The Salvation Army of Greater Charlotte is ready to work with local churches to help evacuees, said Deronda Metz, director of social services. She said the group could serve up to 30 people, and if it exceeds that they would work with the Red Cross to open a shelter.
Leaders of some local congregations said they're on standby until they know what help is needed.
Pastor James Howell of Myers Park United Methodist Church said his church is prepared to send a contingent of volunteers to the Gulf Coast states. They would likely go to three communities they have volunteered with in the past, but could also assist other areas.
The Billy Graham Evangelistic Association plans to sends its rapid-response team to the coast Tuesday, after the storm is expected to hit.
N.C. Baptist Men could eventually send about 40 to 50 people to run its mobile kitchen.
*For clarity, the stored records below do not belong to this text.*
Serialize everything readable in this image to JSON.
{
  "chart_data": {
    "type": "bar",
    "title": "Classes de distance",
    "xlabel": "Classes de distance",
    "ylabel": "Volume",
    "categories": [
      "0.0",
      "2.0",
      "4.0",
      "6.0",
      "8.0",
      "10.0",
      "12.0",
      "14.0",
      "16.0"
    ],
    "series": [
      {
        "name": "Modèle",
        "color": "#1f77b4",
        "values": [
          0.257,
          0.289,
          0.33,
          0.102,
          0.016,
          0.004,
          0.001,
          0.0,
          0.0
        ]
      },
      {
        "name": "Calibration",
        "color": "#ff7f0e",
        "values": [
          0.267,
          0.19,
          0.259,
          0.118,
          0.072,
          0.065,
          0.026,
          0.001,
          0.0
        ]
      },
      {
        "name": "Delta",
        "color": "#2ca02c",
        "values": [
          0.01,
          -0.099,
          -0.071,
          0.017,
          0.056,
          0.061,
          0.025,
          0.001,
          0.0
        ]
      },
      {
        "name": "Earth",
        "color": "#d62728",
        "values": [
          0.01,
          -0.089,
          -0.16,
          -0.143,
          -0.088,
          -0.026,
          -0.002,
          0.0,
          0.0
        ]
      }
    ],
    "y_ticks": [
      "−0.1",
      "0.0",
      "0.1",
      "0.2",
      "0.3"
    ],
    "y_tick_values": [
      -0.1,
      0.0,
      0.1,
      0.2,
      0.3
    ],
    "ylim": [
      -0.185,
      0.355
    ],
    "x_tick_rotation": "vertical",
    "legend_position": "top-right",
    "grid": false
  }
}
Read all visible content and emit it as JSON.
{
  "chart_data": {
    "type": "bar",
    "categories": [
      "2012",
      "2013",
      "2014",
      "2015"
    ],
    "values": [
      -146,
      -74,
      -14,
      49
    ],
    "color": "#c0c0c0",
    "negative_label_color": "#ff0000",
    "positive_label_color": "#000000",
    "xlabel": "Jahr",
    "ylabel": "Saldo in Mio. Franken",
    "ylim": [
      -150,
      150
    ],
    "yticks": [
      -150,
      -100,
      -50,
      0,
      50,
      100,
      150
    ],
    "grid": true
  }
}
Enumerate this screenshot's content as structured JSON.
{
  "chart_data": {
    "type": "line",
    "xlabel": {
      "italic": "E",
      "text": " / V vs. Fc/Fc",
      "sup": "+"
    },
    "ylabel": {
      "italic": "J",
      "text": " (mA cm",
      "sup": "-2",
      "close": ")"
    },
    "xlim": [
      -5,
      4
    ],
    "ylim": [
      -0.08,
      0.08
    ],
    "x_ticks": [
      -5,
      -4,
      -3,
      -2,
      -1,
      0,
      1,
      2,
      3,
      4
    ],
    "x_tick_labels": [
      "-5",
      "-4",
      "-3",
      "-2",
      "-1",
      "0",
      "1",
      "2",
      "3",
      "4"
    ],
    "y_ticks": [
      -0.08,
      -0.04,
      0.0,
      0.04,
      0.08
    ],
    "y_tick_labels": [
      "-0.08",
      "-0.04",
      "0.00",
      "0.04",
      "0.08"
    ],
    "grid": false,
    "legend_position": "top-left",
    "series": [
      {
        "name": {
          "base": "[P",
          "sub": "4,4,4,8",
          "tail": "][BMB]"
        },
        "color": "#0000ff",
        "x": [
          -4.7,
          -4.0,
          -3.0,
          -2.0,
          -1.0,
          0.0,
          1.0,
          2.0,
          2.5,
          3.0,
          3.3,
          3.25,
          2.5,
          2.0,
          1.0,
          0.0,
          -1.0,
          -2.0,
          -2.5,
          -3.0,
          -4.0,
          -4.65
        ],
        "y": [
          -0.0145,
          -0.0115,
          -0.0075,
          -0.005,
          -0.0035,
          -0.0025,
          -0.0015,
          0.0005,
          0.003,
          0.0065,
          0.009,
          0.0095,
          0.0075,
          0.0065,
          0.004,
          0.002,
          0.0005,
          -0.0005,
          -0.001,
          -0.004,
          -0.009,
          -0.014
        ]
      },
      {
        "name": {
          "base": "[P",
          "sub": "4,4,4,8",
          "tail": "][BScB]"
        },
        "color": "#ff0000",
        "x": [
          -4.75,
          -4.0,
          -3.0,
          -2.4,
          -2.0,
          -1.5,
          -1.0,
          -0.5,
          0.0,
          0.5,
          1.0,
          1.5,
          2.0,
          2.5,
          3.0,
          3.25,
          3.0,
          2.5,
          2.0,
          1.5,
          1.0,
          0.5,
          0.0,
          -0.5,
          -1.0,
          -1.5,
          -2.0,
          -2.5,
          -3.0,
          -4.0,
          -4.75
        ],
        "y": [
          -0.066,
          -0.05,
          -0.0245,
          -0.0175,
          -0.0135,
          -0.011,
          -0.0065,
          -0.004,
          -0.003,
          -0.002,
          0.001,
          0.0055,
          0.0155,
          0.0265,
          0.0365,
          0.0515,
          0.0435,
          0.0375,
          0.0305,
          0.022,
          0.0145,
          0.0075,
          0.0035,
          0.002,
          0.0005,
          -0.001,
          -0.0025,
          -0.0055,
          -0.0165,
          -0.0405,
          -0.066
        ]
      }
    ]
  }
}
Lawrence Bolin of Bessemer City planned to drive the equipment down with two other people today, and arrive in Talladega, Ala., around noon. From there, the group could move to Mississippi or Louisiana to provide food to residents still in the area.
The Red Cross also has a team of volunteers ready to go. Brunetta Franklin left for Shreveport, La., on Sunday. “You don't think about the natural disaster that's coming; you focus more on the people you're there to help,” Franklin told WCNC, the Observer's news partner. “Giving back to people, that's the main thing.”